Government backs World Heritage bid

A bust of Antonius Pius SCOTS Secretary Des Browne has told of the UK Government’s support to help make the Antonine Wall – which runs from Bo’ness to Old Kilpatrick – Britain’s latest World Heritage Site.

His comments come just weeks before a committee of the United Nations Educational, Scientific and Cultural Organization (UNESCO) decide on the application, which would bring the special status to Kinneil Fortlet in Bo’ness (see picture below) and other Roman sites along the line of the Wall. If approved, the Scottish frontier would join other World Heritage Sites like the Pyramids and the Great Wall of China on an international list of must-see places.

In response to questions by Bo’ness MP Michael Connarty, Mr Browne told the Commons: “Securing that status will generate significant potential, not just in cultural terms but in terms of tourism, and will present a good opportunity to combine the exploitation of that potential with the 2014 Commonwealth games. I shall do everything I can to ensure that all these objectives and opportunities are exploited fully. For my own part, I have already written to the committee to express the support of the Scotland Office and the UK Government at that level for this bid.”

“I really hope this bid is successful as it will bring tourists to Bo’ness and the surrounding area.”

The Scottish bid is part of a joint international effort (incorporating sites in Germany, Austria, Slovakia, Poland and Hungary) to nominate the Antonine Wall as an extension of the trans-national “Frontiers of the Roman Empire World Heritage Site” which includes Hadrian’s Wall and the Upper Raetian German Limes.

Mr Browne added: “This is a very exciting opportunity for Scotland. In 2003, the Government endorsed the working up of a formal bid for world heritage status for the Antonine Wall, and in 2007 the nomination was submitted to UNESCO as an extension of the frontiers of the Roman Empire transnational world heritage site . . . Between 2 and 10 July in Quebec, a decision will be made by the World Heritage Committee.”

Bo’ness Councillor Adrian Mahoney, the convener of environment and heritage at Falkirk Council, said the town was excited about the prospect of becoming the UK’s next World Heritage Site.

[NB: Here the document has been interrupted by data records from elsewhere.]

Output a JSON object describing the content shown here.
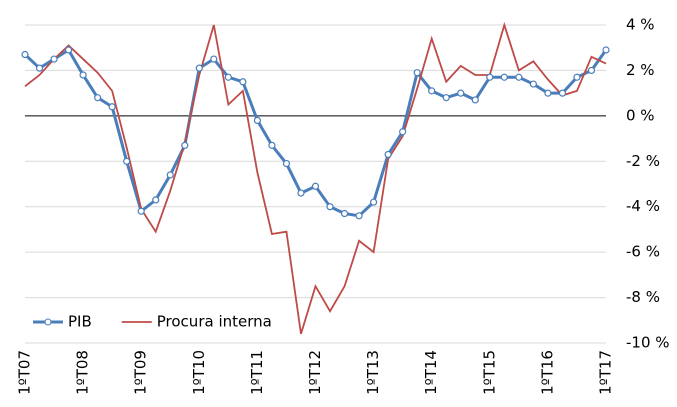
{
  "chart_data": {
    "type": "line",
    "categories": [
      "1ºT07",
      null,
      null,
      null,
      "1ºT08",
      null,
      null,
      null,
      "1ºT09",
      null,
      null,
      null,
      "1ºT10",
      null,
      null,
      null,
      "1ºT11",
      null,
      null,
      null,
      "1ºT12",
      null,
      null,
      null,
      "1ºT13",
      null,
      null,
      null,
      "1ºT14",
      null,
      null,
      null,
      "1ºT15",
      null,
      null,
      null,
      "1ºT16",
      null,
      null,
      null,
      "1ºT17"
    ],
    "series": [
      {
        "name": "PIB",
        "color": "#4a7ebb",
        "marker": true,
        "values": [
          2.7,
          2.1,
          2.5,
          2.9,
          1.8,
          0.8,
          0.4,
          -2.0,
          -4.2,
          -3.7,
          -2.6,
          -1.3,
          2.1,
          2.5,
          1.7,
          1.5,
          -0.2,
          -1.3,
          -2.1,
          -3.4,
          -3.1,
          -4.0,
          -4.3,
          -4.4,
          -3.8,
          -1.7,
          -0.7,
          1.9,
          1.1,
          0.8,
          1.0,
          0.7,
          1.7,
          1.7,
          1.7,
          1.4,
          1.0,
          1.0,
          1.7,
          2.0,
          2.9
        ]
      },
      {
        "name": "Procura interna",
        "color": "#be4b48",
        "marker": false,
        "values": [
          1.3,
          1.8,
          2.5,
          3.1,
          2.5,
          1.9,
          1.1,
          -1.4,
          -4.1,
          -5.1,
          -3.3,
          -1.2,
          1.8,
          4.0,
          0.5,
          1.1,
          -2.5,
          -5.2,
          -5.1,
          -9.6,
          -7.5,
          -8.6,
          -7.5,
          -5.5,
          -6.0,
          -1.9,
          -0.9,
          1.2,
          3.4,
          1.5,
          2.2,
          1.8,
          1.8,
          4.0,
          2.0,
          2.4,
          1.6,
          0.9,
          1.1,
          2.6,
          2.3
        ]
      }
    ],
    "ylim": [
      -10,
      4
    ],
    "yticks": [
      {
        "value": -10,
        "label": "-10 %"
      },
      {
        "value": -8,
        "label": "-8 %"
      },
      {
        "value": -6,
        "label": "-6 %"
      },
      {
        "value": -4,
        "label": "-4 %"
      },
      {
        "value": -2,
        "label": "-2 %"
      },
      {
        "value": 0,
        "label": "0 %"
      },
      {
        "value": 2,
        "label": "2 %"
      },
      {
        "value": 4,
        "label": "4 %"
      }
    ],
    "grid": true
  }
}
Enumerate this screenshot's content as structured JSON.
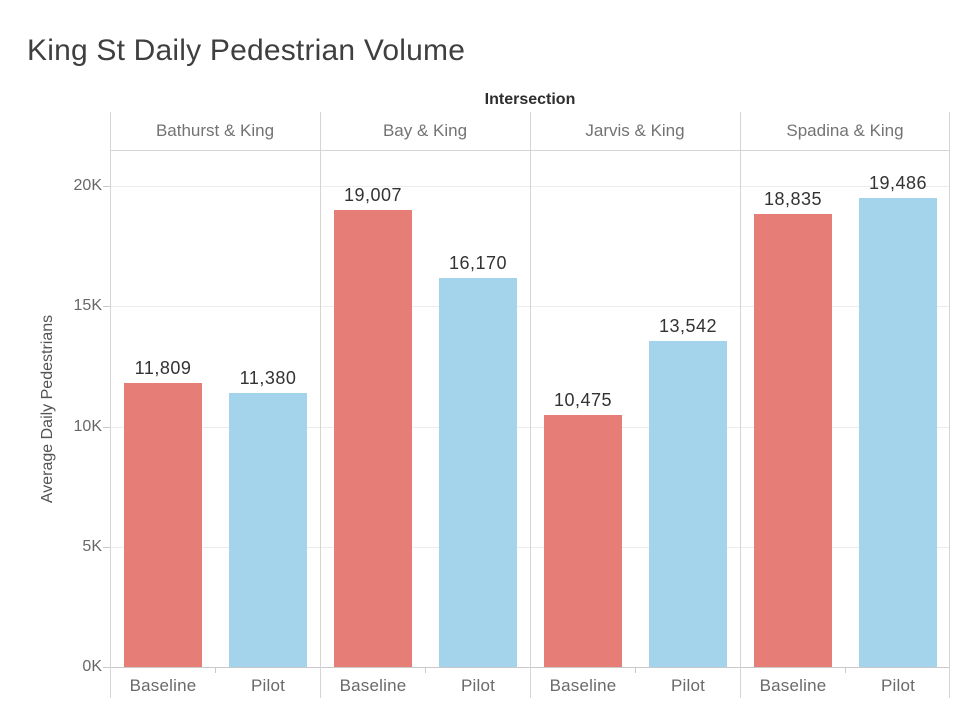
{
  "title": "King St Daily Pedestrian Volume",
  "chart_data": {
    "type": "bar",
    "title": "King St Daily Pedestrian Volume",
    "col_field_label": "Intersection",
    "ylabel": "Average Daily Pedestrians",
    "categories": [
      "Bathurst & King",
      "Bay & King",
      "Jarvis & King",
      "Spadina & King"
    ],
    "series": [
      {
        "name": "Baseline",
        "color": "#e67d76",
        "values": [
          11809,
          19007,
          10475,
          18835
        ],
        "labels": [
          "11,809",
          "19,007",
          "10,475",
          "18,835"
        ]
      },
      {
        "name": "Pilot",
        "color": "#a4d3ec",
        "values": [
          11380,
          16170,
          13542,
          19486
        ],
        "labels": [
          "11,380",
          "16,170",
          "13,542",
          "19,486"
        ]
      }
    ],
    "ytick_labels": [
      "0K",
      "5K",
      "10K",
      "15K",
      "20K"
    ],
    "ytick_values": [
      0,
      5000,
      10000,
      15000,
      20000
    ],
    "ylim": [
      0,
      21400
    ],
    "grid": "horizontal",
    "legend": "none",
    "bar_value_labels_shown": true,
    "colors": {
      "gridline": "#ececec",
      "frame_line": "#d5d5d5",
      "axis_line": "#c9c9c9",
      "tick_mark": "#c9c9c9"
    }
  }
}
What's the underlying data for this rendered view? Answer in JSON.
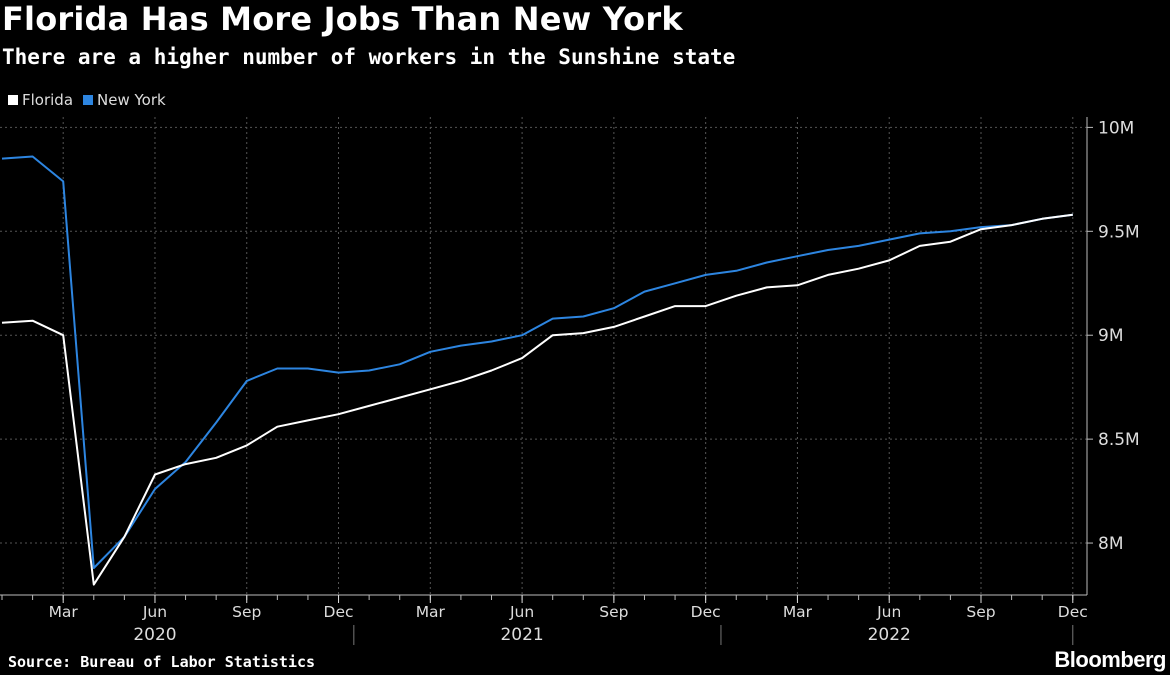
{
  "header": {
    "title": "Florida Has More Jobs Than New York",
    "subtitle": "There are a higher number of workers in the Sunshine state"
  },
  "footer": {
    "source": "Source: Bureau of Labor Statistics",
    "brand": "Bloomberg"
  },
  "colors": {
    "background": "#000000",
    "florida": "#ffffff",
    "new_york": "#2d85e0",
    "grid": "#555555"
  },
  "chart_data": {
    "type": "line",
    "title": "Florida Has More Jobs Than New York",
    "subtitle": "There are a higher number of workers in the Sunshine state",
    "x": [
      "2020-01",
      "2020-02",
      "2020-03",
      "2020-04",
      "2020-05",
      "2020-06",
      "2020-07",
      "2020-08",
      "2020-09",
      "2020-10",
      "2020-11",
      "2020-12",
      "2021-01",
      "2021-02",
      "2021-03",
      "2021-04",
      "2021-05",
      "2021-06",
      "2021-07",
      "2021-08",
      "2021-09",
      "2021-10",
      "2021-11",
      "2021-12",
      "2022-01",
      "2022-02",
      "2022-03",
      "2022-04",
      "2022-05",
      "2022-06",
      "2022-07",
      "2022-08",
      "2022-09",
      "2022-10",
      "2022-11",
      "2022-12"
    ],
    "series": [
      {
        "name": "Florida",
        "color": "#ffffff",
        "values": [
          9.06,
          9.07,
          9.0,
          7.8,
          8.03,
          8.33,
          8.38,
          8.41,
          8.47,
          8.56,
          8.59,
          8.62,
          8.66,
          8.7,
          8.74,
          8.78,
          8.83,
          8.89,
          9.0,
          9.01,
          9.04,
          9.09,
          9.14,
          9.14,
          9.19,
          9.23,
          9.24,
          9.29,
          9.32,
          9.36,
          9.43,
          9.45,
          9.51,
          9.53,
          9.56,
          9.58
        ]
      },
      {
        "name": "New York",
        "color": "#2d85e0",
        "values": [
          9.85,
          9.86,
          9.74,
          7.88,
          8.03,
          8.26,
          8.39,
          8.58,
          8.78,
          8.84,
          8.84,
          8.82,
          8.83,
          8.86,
          8.92,
          8.95,
          8.97,
          9.0,
          9.08,
          9.09,
          9.13,
          9.21,
          9.25,
          9.29,
          9.31,
          9.35,
          9.38,
          9.41,
          9.43,
          9.46,
          9.49,
          9.5,
          9.52,
          9.53,
          9.56,
          9.58
        ]
      }
    ],
    "ylim": [
      7.75,
      10.05
    ],
    "yticks": [
      {
        "value": 8.0,
        "label": "8M"
      },
      {
        "value": 8.5,
        "label": "8.5M"
      },
      {
        "value": 9.0,
        "label": "9M"
      },
      {
        "value": 9.5,
        "label": "9.5M"
      },
      {
        "value": 10.0,
        "label": "10M"
      }
    ],
    "xticks": [
      {
        "month": "2020-03",
        "label": "Mar"
      },
      {
        "month": "2020-06",
        "label": "Jun"
      },
      {
        "month": "2020-09",
        "label": "Sep"
      },
      {
        "month": "2020-12",
        "label": "Dec"
      },
      {
        "month": "2021-03",
        "label": "Mar"
      },
      {
        "month": "2021-06",
        "label": "Jun"
      },
      {
        "month": "2021-09",
        "label": "Sep"
      },
      {
        "month": "2021-12",
        "label": "Dec"
      },
      {
        "month": "2022-03",
        "label": "Mar"
      },
      {
        "month": "2022-06",
        "label": "Jun"
      },
      {
        "month": "2022-09",
        "label": "Sep"
      },
      {
        "month": "2022-12",
        "label": "Dec"
      }
    ],
    "year_labels": [
      {
        "month": "2020-06",
        "label": "2020"
      },
      {
        "month": "2021-06",
        "label": "2021"
      },
      {
        "month": "2022-06",
        "label": "2022"
      }
    ],
    "legend_position": "top-left",
    "grid": true,
    "y_axis_side": "right"
  }
}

“Bo’ness people are very proud of their heritage – from our Roman roots to the town’s important role during the industrial revolution. For a small town, Bo’ness played a crucial role in the heritage of this country and it would be a great honour for the Antonine Wall to become the UK’s next World Heritage Site. I really hope this bid is successful as it will bring tourists to Bo’ness and the surrounding area.”

The Wall was built around142 AD on the orders of Roman Emperor Antoninus Pius (pictured above right). It survived as the north-west frontier of the Roman empire for a generation before being abandoned in the 160s in favour of a return to Hadrian’s Wall.  The main road through Bo’ness – Dean Road leading onto Grahamsdyke Road – was built on the line of the wall, covering the stone and turf structure. However, evidence of the frontier still exists at Kinneil Estate, where the remains of a fortlet are on display. Artefacts from the period are also on show in neighbouring Kinneil Museum.

At Bridgeness, one of the best Roman finds in Britain was discovered – a distance slab from the Wall. A partial copy of the slab is on show in Harbour Road. However, Bo’ness Community Council is working with Council officials to bring a proper copy back to the town and put it on display. The impressive original is in the Museum of Scotland in Chambers Street, Edinburgh.